Making Security Awareness Measurable: The Employee Security Index (ESI®)
Security is an abstract term. IT-Seal has developed a benchmark for security against cyber attacks that creates transparency: The Employee Security Index compares a test group with a system that is considered “secure” according to the current state of research. This provides an insight into the security culture, a standardised possibility of comparison and a basis for decisions on further measures.
Security is a quantity that is difficult to measure.
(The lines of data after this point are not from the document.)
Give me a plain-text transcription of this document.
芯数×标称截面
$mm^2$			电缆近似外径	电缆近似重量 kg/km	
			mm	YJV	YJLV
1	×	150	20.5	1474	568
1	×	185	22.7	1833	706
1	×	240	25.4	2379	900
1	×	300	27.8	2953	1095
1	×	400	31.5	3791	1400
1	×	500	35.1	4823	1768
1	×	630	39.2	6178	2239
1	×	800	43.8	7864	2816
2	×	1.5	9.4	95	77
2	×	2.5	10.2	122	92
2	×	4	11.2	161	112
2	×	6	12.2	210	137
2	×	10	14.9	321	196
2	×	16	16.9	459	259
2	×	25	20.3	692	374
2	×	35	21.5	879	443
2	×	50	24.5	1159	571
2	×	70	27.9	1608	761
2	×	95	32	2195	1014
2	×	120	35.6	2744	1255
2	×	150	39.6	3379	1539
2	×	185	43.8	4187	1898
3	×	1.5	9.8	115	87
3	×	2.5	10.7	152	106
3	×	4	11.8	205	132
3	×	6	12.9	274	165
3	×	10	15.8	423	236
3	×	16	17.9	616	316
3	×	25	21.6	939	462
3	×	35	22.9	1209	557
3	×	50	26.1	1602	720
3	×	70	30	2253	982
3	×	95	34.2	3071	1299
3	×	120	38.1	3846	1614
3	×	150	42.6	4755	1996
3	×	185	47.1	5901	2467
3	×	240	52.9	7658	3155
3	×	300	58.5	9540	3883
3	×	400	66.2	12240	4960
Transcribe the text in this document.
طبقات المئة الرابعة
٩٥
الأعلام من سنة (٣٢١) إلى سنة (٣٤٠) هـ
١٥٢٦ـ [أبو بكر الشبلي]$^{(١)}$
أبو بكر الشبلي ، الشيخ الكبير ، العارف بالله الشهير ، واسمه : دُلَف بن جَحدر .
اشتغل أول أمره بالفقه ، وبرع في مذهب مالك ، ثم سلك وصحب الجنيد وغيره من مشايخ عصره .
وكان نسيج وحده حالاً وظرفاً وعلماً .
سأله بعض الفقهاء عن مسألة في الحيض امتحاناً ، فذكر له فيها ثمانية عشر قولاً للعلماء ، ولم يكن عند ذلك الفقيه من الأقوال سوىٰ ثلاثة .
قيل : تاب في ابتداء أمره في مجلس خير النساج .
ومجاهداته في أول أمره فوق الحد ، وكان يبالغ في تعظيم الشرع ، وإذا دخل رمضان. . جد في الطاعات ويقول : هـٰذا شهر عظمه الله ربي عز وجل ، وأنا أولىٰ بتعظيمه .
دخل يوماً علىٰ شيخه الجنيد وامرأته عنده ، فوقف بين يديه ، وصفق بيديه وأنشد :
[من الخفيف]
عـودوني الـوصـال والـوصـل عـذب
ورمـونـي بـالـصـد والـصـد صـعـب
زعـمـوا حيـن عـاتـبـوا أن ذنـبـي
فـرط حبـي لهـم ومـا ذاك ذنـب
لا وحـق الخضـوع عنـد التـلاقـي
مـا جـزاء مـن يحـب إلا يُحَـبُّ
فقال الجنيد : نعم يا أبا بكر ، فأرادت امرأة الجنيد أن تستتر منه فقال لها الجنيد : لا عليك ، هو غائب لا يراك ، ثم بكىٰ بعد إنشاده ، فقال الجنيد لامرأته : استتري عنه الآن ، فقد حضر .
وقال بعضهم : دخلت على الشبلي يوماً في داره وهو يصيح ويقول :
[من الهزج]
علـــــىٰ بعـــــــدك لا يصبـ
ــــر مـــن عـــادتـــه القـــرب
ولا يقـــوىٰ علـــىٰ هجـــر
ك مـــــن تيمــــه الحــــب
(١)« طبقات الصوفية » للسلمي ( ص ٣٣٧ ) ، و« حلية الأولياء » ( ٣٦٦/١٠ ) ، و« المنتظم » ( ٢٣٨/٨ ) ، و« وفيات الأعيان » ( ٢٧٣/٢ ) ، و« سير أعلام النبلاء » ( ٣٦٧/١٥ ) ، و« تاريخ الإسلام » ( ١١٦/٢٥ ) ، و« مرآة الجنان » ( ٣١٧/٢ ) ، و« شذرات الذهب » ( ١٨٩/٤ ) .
What are we secure against, under what conditions, and to what degree? How well does the workforce master digital self-defense as a “human firewall”? IT security managers in particular face major challenges here, both in protecting the company against cyber attacks and in making investment decisions. The return on investment can usually only be determined very imprecisely, which makes it difficult to justify budget demands.
Benchmark based on academic research.
For the area of social engineering and phishing awareness, IT-Seal has developed a benchmark based on academic research and applied for a patent. This determines what state is considered “secure.” A company can now be concretely evaluated based on the behavior its workforce exhibits in the face of targeted attacks. The response to social engineering attacks is measured and the results are then compared with the company defined as “safe”. This concept creates transparency and comparability.
The Employee Security Index (ESI®) makes security measurable.
As part of our social engineering simulations, we have packaged this concept into a key figure, the Employee Security Index (ESI®). This provides a quick and easy-to-understand measure of employee security within the company. Based on the current state of research and our experience with phishing simulations in companies from a wide range of industries, we have derived tolerance values for the behavior of employees in the face of social engineering attacks. The tolerance value in each case depends on the preparation time an attacker has to spend for the corresponding attack.
At the interface between absolute security and feasibility, a company defined as “secure” achieves an ESI® of 90 on a scale of 0-100. After defining an individual Target-ESI®, our customer company can, on the one hand, continuously check the target value. On the other hand, the ESI® can also be determined for subgroups. Who is safer, sales or HR, and how does management compare to accounting? This information is valuable when it comes to further targeted measures such as training.
IT security awareness: complexity in a number.
Phishing can range from easily identifiable mass emails to tailored spear phishing. Therefore, the concrete calculation of ESI® is not done by simply measuring and comparing click rates. In our Awareness Academy, we simulate attack scenarios of different difficulty levels. The resulting click rates are evaluated differently to reflect the prevailing security standard as accurately as possible. Time progression, group results, objectives and recommended actions can all be displayed by the ESI® – via the API also directly in the SOC (Security Operations Center) of our customers. This makes the complex issue of human security awareness measurable on a scale of 1 to 100. And communicable: Both the management and the employees are happy about a jointly achieved value of 87.